Inheritance is a process that can be both emotionally and legally complex. When it comes to leaving an inheritance for minors, the intricacies increase further. This comprehensive guide will provide you with pertinent information on inheritance advance for minors, explaining the legal aspects, requirements, and alternatives available.

1. Minors as Beneficiaries

Minors can be beneficiaries of an inheritance, but they cannot legally own property until they come of age. The age of majority varies across jurisdictions but is usually 18 or 21 years old. When a minor is named as a beneficiary, several factors come into play, including the nature of the bequest, state laws, and the value of the inheritance.

Direct Gifts to Minors

When property is left directly to a minor beneficiary, such as through joint ownership of property, payable-on-death accounts, or testamentary dispositions, the minor will not have the legal authority to take control of the property due to their age. State law determines who should receive the decedent’s estate and in what measures.

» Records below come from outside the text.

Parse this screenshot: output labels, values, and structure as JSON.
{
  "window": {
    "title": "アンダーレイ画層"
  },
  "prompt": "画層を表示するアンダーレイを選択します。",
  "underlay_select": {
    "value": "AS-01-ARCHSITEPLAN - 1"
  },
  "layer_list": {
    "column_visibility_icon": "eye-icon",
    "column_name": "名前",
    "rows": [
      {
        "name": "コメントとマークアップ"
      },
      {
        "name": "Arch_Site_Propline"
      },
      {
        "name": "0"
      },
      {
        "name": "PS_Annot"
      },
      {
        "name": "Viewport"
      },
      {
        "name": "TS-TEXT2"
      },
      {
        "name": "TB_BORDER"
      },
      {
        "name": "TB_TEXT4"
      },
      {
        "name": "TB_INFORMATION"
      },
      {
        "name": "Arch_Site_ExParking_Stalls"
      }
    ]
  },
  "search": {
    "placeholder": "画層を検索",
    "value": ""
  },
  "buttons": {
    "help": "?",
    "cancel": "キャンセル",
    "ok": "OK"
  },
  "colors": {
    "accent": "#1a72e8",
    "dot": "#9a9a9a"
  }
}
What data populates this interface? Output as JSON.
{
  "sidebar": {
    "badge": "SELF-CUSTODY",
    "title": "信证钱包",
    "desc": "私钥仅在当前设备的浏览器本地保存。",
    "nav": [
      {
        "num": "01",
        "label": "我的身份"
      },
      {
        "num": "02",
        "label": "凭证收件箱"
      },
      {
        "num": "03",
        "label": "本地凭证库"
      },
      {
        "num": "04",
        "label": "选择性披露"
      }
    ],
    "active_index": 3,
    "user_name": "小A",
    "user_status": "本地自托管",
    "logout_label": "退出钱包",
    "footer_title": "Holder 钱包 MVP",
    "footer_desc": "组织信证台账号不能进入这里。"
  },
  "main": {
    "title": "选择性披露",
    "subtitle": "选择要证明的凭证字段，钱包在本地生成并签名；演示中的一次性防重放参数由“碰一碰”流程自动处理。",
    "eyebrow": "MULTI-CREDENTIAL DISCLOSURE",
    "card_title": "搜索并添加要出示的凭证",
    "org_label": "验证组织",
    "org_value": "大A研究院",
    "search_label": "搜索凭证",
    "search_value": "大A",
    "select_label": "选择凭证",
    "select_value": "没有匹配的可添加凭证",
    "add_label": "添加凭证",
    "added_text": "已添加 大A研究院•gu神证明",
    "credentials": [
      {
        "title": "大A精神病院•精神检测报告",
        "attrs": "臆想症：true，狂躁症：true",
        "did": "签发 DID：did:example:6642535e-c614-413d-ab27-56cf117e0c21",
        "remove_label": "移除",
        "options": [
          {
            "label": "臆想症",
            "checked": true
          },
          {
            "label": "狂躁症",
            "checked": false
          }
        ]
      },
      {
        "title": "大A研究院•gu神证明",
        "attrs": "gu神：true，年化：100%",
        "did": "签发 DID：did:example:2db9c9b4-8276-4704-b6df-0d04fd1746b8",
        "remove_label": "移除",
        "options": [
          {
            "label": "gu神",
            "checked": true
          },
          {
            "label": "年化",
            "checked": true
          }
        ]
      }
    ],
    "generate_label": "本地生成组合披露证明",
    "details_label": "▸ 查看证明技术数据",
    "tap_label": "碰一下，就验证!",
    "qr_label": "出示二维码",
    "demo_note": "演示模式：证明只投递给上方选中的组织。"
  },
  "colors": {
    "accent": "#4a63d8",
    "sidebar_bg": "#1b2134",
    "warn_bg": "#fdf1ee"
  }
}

Inheritance through Wills, Intestate Estates, and Trusts

Inheritances received via a last will and testament or from an intestate estate (when the deceased died without a will) are subject to state law. The estate will usually go to the closest kin, with more distant relatives inheriting the property if there is no spouse or children. The distribution of a minor’s inheritance in these cases depends on the laws of the state where the minor lives and the value of the bequest.

2. UTMA, UGMA, and 529 Accounts

If the value of the property left to the minor is not significant (usually $20,000 or less), state law may allow an interested adult, such as a parent or grandparent, to request that the minor’s inheritance be placed in an account established under the state’s Uniform Transfers to Minors Act (UTMA) or Uniform Gifts to Minors Act (UGMA).

These accounts can hold the funds for the child until they reach the age of majority, which is 18 in most states, but sometimes 21. Some states also allow an interested adult to request that the property be placed in a 529 account, a tax-advantaged savings plan for future college costs or private school tuition.

In some states, a parent can personally assume management of small amounts (such as gifts of $5,000 or less) on behalf of their minor child without using a specialized UTMA, UGMA, or 529 account.

Kid Money
Inheritance Advance for Minors: What You Need to Know 2

3. Conservatorships for Minors as Beneficiaries

If the asset value left to a minor is more than can be placed in a UTMA, UGMA, or a 529 account, or if the laws of the state where the minor lives do not authorize these types of accounts for inherited assets, a court-supervised conservatorship must be established for the benefit of the minor.

The court-appointed personal representative or executor of the estate will file a petition requesting that a conservator be appointed on behalf of the minor to manage the inheritance. If there is no probate estate, an interested adult can file the petition.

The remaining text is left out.